Der Trend zeigte sich etwa bei der letzten Bundestagswahl 2025. Grüne, SPD und die Linke erhielten allesamt mehr Stimmen von Frauen als von Männern. CDU/CSU, FDP und AFD hingegen wurden häufiger von Männern gewählt. Am deutlichsten zeigte sich der Unterschied bei der AFD, die 24 Prozent der Männerstimmen erhielt und nur 17 Prozent der Frauenstimmen. Noch extremer war die Diskrepanz bei den jungen Wähler*innen: Unter den 18- bis 24-Jährigen wählten 35 Prozent der Frauen die Linke, bei den jungen Männern wurde die AfD stärkste Partei. Das war keineswegs immer so. Früher wählten Frauen konservativer als Männer, wie etwa Analysen des Soziologen Ansgar Hudde zeigen.

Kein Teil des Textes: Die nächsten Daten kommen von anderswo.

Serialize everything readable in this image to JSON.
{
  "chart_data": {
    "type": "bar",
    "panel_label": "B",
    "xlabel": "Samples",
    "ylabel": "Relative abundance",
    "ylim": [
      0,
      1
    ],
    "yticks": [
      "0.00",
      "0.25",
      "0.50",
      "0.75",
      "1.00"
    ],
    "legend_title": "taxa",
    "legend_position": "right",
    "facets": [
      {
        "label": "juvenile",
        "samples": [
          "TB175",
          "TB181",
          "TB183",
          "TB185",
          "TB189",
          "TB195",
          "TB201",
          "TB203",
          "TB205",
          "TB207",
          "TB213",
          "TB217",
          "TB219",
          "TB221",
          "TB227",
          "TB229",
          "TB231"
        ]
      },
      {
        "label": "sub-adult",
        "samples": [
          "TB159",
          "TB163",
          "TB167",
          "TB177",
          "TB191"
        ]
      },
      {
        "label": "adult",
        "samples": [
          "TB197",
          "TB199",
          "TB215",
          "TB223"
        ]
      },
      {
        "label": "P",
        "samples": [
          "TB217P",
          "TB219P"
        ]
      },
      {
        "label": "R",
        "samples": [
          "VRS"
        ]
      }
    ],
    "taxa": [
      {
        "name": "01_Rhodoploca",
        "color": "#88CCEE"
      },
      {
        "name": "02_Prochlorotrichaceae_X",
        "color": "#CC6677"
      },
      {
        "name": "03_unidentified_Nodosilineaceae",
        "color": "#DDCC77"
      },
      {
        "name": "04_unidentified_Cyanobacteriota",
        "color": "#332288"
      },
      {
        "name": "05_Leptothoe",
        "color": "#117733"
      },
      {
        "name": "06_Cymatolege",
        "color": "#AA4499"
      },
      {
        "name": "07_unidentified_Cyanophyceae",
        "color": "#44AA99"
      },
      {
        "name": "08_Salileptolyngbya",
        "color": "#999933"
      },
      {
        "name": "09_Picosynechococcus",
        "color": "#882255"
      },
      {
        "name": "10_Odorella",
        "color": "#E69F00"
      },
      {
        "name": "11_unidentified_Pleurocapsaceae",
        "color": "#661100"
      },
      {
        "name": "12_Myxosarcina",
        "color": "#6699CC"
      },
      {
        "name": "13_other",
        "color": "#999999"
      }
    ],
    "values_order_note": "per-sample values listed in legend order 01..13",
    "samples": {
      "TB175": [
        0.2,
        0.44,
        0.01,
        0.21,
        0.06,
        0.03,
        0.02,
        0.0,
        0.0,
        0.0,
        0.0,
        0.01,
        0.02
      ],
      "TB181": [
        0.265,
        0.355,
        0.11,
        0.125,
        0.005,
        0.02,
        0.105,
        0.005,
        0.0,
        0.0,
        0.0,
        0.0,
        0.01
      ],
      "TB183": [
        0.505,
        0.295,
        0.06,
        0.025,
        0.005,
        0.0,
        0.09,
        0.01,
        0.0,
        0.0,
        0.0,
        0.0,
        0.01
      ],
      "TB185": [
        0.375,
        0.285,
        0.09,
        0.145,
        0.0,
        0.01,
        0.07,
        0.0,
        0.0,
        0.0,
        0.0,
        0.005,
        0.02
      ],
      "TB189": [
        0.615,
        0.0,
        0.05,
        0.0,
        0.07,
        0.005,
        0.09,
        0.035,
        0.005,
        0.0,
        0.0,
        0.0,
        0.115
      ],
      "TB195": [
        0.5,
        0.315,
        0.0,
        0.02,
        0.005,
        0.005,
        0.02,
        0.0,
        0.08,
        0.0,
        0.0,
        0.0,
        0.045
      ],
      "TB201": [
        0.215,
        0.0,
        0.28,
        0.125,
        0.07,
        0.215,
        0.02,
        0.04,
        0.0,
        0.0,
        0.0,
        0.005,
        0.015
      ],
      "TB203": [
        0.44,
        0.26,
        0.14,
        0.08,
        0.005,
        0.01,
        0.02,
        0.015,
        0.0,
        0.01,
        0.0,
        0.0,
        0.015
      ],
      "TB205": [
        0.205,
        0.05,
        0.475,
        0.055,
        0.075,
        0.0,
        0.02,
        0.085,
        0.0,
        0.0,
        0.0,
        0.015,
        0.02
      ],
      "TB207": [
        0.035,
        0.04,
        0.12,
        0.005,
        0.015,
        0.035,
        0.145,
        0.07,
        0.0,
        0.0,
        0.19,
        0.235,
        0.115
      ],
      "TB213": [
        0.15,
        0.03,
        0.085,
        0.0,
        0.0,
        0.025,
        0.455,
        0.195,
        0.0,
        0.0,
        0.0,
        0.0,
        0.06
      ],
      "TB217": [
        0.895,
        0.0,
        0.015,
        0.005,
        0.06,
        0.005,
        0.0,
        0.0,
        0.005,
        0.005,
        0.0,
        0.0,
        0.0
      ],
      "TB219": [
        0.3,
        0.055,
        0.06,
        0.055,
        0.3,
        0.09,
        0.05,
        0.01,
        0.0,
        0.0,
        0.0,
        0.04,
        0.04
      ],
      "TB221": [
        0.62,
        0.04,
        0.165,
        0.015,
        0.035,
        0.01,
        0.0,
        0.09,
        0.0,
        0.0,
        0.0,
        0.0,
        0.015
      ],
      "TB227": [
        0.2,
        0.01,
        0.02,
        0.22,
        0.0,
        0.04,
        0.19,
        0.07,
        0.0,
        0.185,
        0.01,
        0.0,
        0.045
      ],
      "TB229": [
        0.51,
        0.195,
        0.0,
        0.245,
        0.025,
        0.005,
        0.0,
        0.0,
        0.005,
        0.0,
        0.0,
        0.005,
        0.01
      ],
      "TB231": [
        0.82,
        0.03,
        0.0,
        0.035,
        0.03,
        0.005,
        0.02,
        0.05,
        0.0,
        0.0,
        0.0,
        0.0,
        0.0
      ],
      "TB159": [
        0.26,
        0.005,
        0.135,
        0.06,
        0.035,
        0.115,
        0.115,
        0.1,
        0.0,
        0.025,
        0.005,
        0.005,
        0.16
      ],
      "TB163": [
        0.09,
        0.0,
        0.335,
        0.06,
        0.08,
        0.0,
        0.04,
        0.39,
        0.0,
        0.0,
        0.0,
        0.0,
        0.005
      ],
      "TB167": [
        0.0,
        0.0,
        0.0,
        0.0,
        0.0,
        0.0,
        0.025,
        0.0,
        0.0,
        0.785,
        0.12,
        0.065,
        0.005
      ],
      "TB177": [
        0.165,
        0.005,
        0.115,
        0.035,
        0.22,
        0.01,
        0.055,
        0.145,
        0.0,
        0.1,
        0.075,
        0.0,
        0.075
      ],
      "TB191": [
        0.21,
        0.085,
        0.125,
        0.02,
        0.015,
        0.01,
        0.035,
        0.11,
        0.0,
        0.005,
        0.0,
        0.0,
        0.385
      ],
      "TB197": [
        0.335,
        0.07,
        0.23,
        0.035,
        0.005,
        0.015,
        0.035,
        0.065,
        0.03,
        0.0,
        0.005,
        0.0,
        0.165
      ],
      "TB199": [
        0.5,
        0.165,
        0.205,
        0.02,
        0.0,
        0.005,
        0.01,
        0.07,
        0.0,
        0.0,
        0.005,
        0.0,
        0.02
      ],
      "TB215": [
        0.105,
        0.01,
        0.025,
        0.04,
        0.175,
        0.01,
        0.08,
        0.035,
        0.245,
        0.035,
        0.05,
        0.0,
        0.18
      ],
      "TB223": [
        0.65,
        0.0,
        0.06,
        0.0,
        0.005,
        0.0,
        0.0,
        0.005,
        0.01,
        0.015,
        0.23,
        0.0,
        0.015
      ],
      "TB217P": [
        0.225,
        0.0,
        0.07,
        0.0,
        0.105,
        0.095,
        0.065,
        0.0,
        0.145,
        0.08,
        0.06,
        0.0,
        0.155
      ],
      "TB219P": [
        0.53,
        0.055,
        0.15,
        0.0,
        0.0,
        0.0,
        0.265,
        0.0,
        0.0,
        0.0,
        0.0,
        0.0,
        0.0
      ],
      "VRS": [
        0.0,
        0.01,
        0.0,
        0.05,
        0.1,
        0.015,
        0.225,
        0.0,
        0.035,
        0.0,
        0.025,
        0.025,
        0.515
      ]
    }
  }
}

Die Bundestagswahl 2025 war die erste in der Geschichte, bei der alle Parteien links der Mitte häufiger von Frauen und alle Parteien rechts der Mitte häufiger von Männern gewählt wurden. Auch die Grünen erhielten in ihren Anfangsjahren mehr Stimmen von Männern als von Frauen.